Dynamic changes in gene positioning contribute to differential expression of virulence-related gene families in protozoan pathogens; however, the role of nuclear architecture in gene expression in the human malaria parasite Plasmodium falciparum remains poorly understood. Here we investigated the developmentally regulated ribosomal RNA (rRNA) gene family in P. falciparum, which, unlike that in most eukaryotes, contains only a few unlinked copies of rRNA genes scattered over the subtelomeric regions of several chromosomes. We show that active and silent members of this gene family cluster in a single perinuclear nucleolus. This rDNA nuclear confinement is DNA sequence dependent, as plasmids carrying rDNA fragments are targeted to the nucleolus. Likewise, insertion of an rDNA sequence into a subtelomere from a chromosome lacking rRNA genes leads to repositioning in the nucleolus.
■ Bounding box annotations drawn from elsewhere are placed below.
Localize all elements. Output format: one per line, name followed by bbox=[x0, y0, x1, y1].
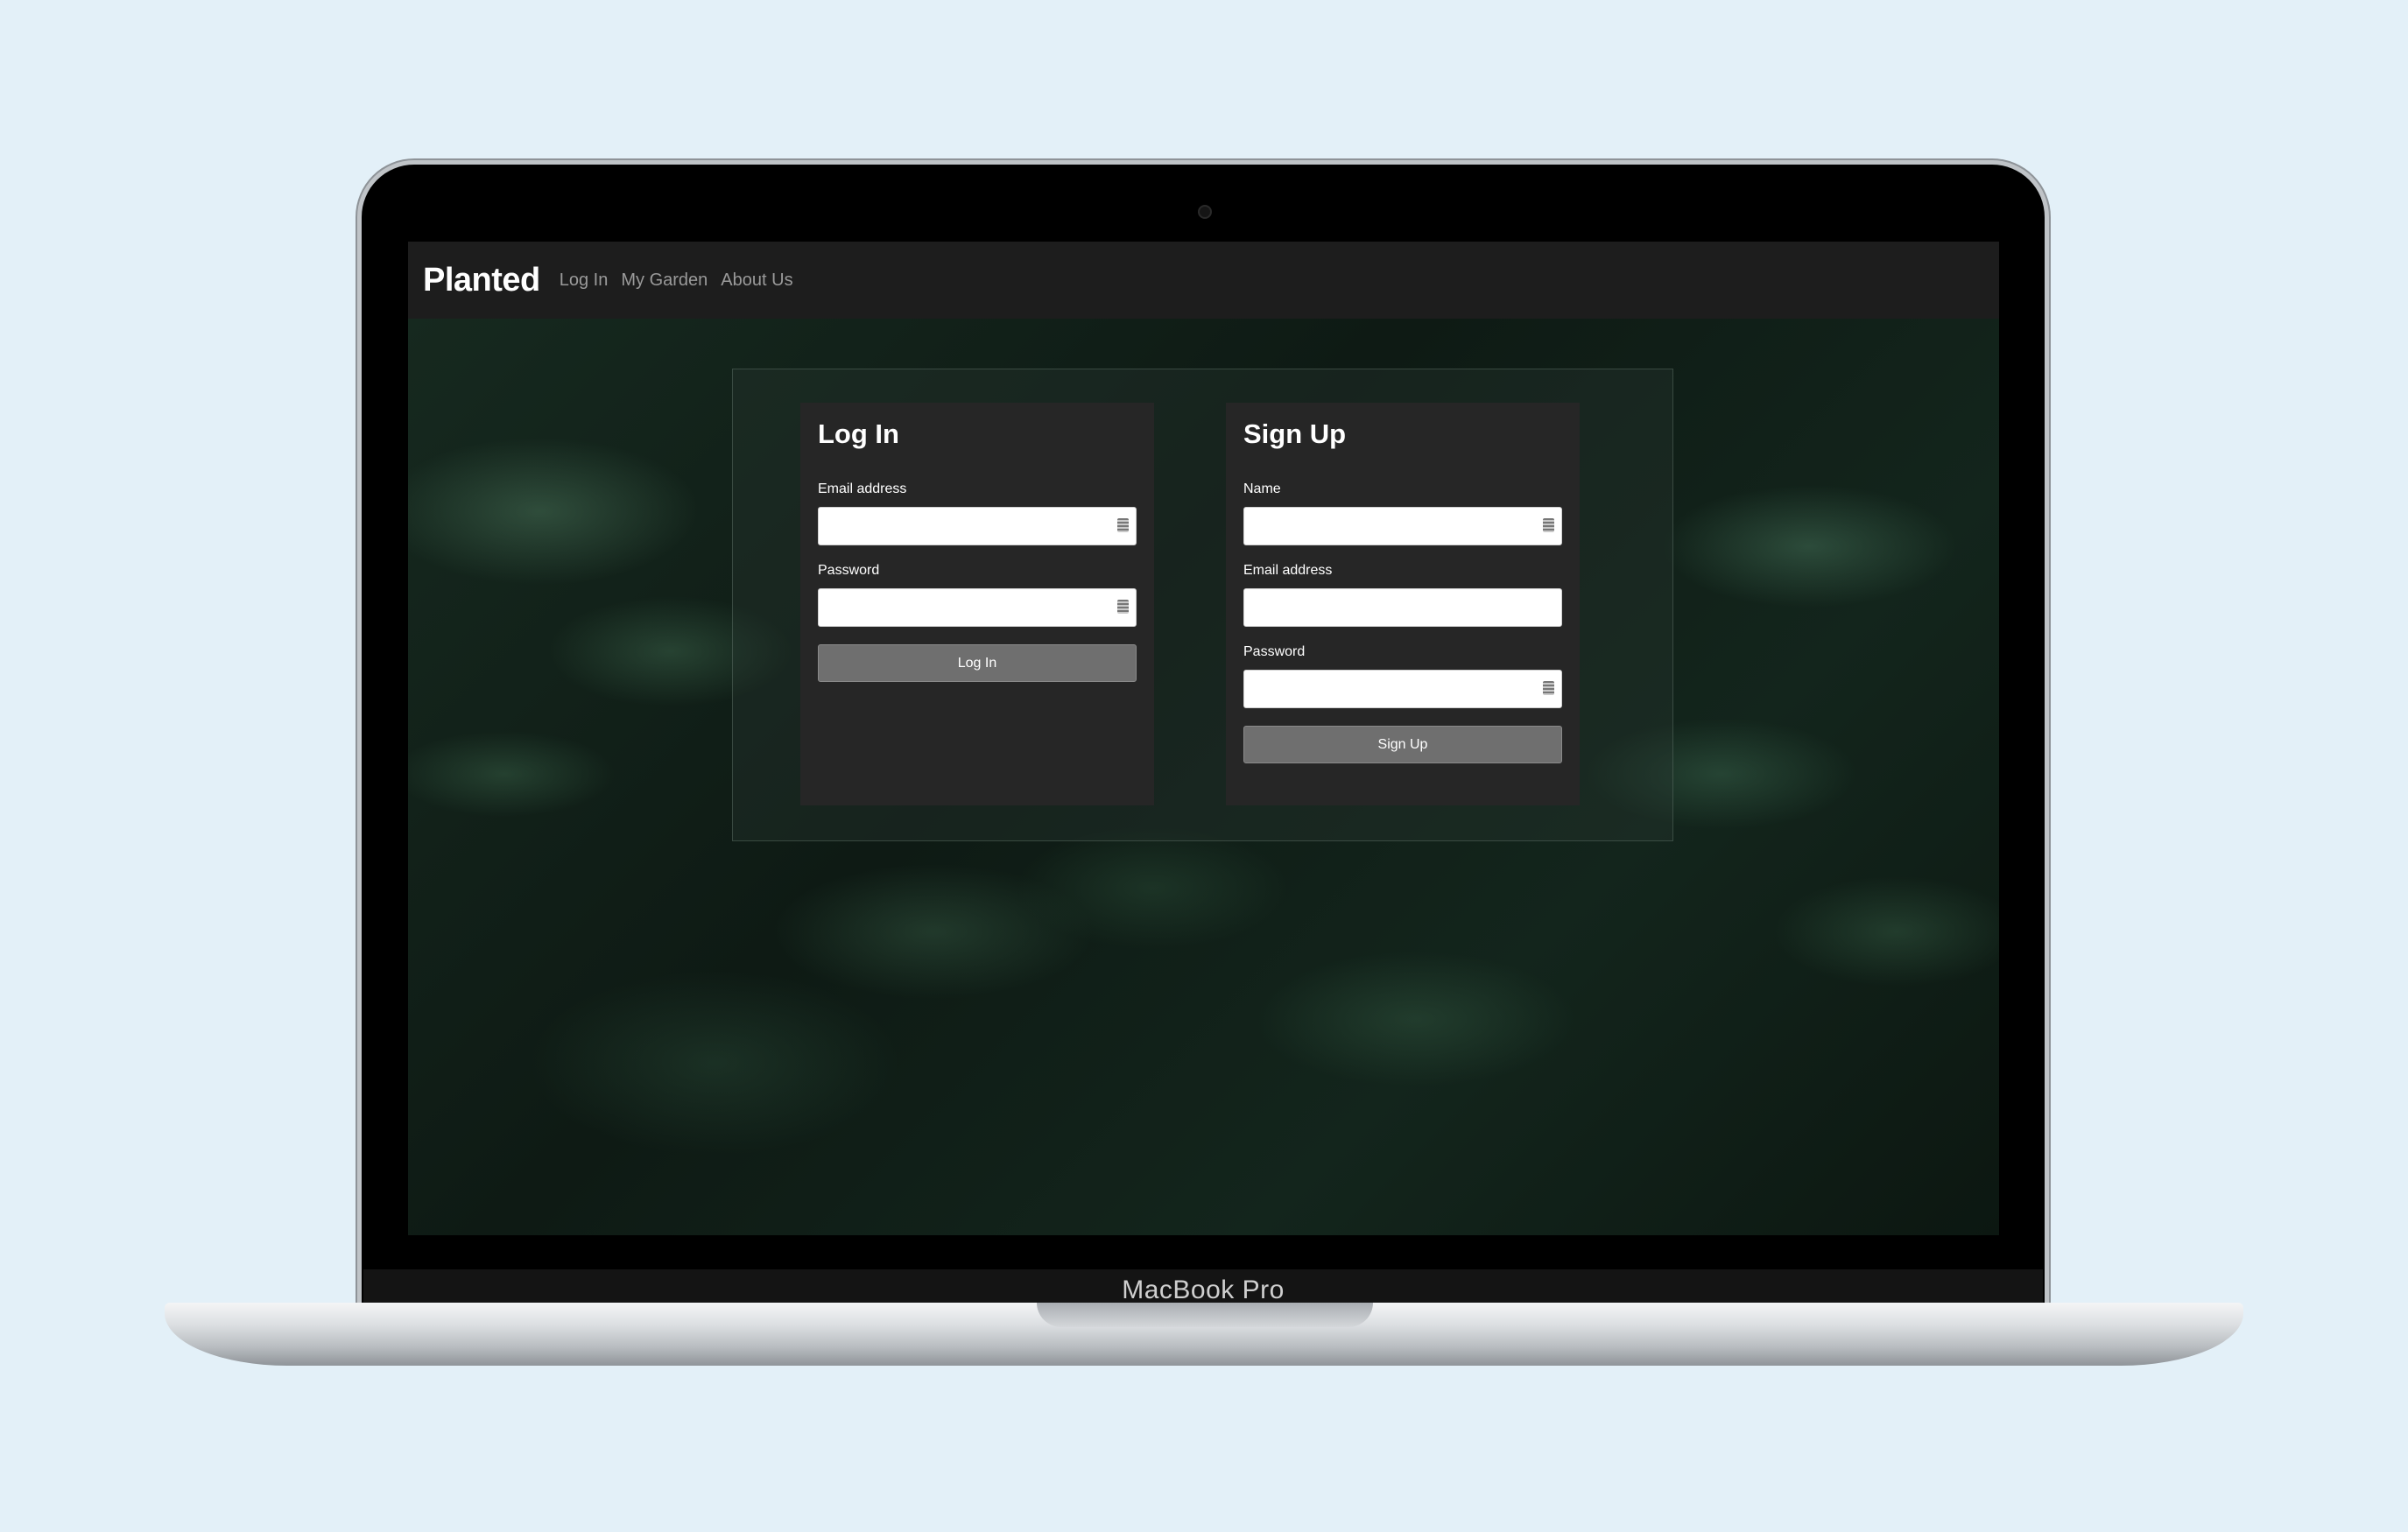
webcam-icon bbox=[1198, 205, 1212, 219]
login-password-input[interactable] bbox=[819, 589, 1136, 626]
brand-logo[interactable]: Planted bbox=[423, 262, 540, 299]
password-manager-key-icon[interactable] bbox=[1117, 518, 1129, 532]
device-label: MacBook Pro bbox=[1122, 1275, 1285, 1304]
signup-card: Sign Up Name Email address Password Sign… bbox=[1226, 403, 1580, 805]
leaf-background: Log In Email address Password Log In Sig… bbox=[408, 319, 1999, 1235]
signup-email-input[interactable] bbox=[1244, 589, 1561, 626]
login-email-input[interactable] bbox=[819, 508, 1136, 545]
nav-link-about-us[interactable]: About Us bbox=[721, 271, 792, 291]
login-card: Log In Email address Password Log In bbox=[800, 403, 1154, 805]
login-button[interactable]: Log In bbox=[818, 644, 1137, 682]
login-password-label: Password bbox=[818, 563, 880, 578]
signup-title: Sign Up bbox=[1243, 418, 1347, 449]
auth-container: Log In Email address Password Log In Sig… bbox=[732, 369, 1673, 841]
login-email-label: Email address bbox=[818, 481, 907, 496]
signup-password-field[interactable] bbox=[1243, 670, 1562, 708]
password-manager-key-icon[interactable] bbox=[1117, 600, 1129, 614]
laptop-base bbox=[165, 1303, 2243, 1366]
laptop-screen: Planted Log In My Garden About Us Log In… bbox=[408, 242, 1999, 1235]
signup-email-label: Email address bbox=[1243, 563, 1333, 578]
navbar: Planted Log In My Garden About Us bbox=[408, 242, 1999, 319]
login-email-field[interactable] bbox=[818, 507, 1137, 545]
signup-name-label: Name bbox=[1243, 481, 1281, 496]
signup-email-field[interactable] bbox=[1243, 588, 1562, 627]
password-manager-key-icon[interactable] bbox=[1543, 518, 1554, 532]
login-title: Log In bbox=[818, 418, 899, 449]
signup-name-input[interactable] bbox=[1244, 508, 1561, 545]
nav-link-log-in[interactable]: Log In bbox=[560, 271, 609, 291]
nav-link-my-garden[interactable]: My Garden bbox=[621, 271, 708, 291]
laptop-notch bbox=[1037, 1303, 1373, 1327]
login-password-field[interactable] bbox=[818, 588, 1137, 627]
signup-name-field[interactable] bbox=[1243, 507, 1562, 545]
password-manager-key-icon[interactable] bbox=[1543, 681, 1554, 695]
signup-password-input[interactable] bbox=[1244, 671, 1561, 707]
signup-password-label: Password bbox=[1243, 644, 1306, 659]
signup-button[interactable]: Sign Up bbox=[1243, 726, 1562, 763]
Furthermore, we observed that rDNA spatial organization restricted interchromosomal interactions, as chromosome end-bearing rRNA genes were found to be preferentially juxtaposed, demonstrating nonrandom association of telomeres. Using Br-UTP incorporation, we observed two a-amanitin-resistant nucleolar transcription sites that disappeared when the rDNA cluster broke up in the replicative blood stages. Taken together, our results provide conceptual in-sights into functionally differentiated nuclear territories and their role in gene expression in malaria parasites.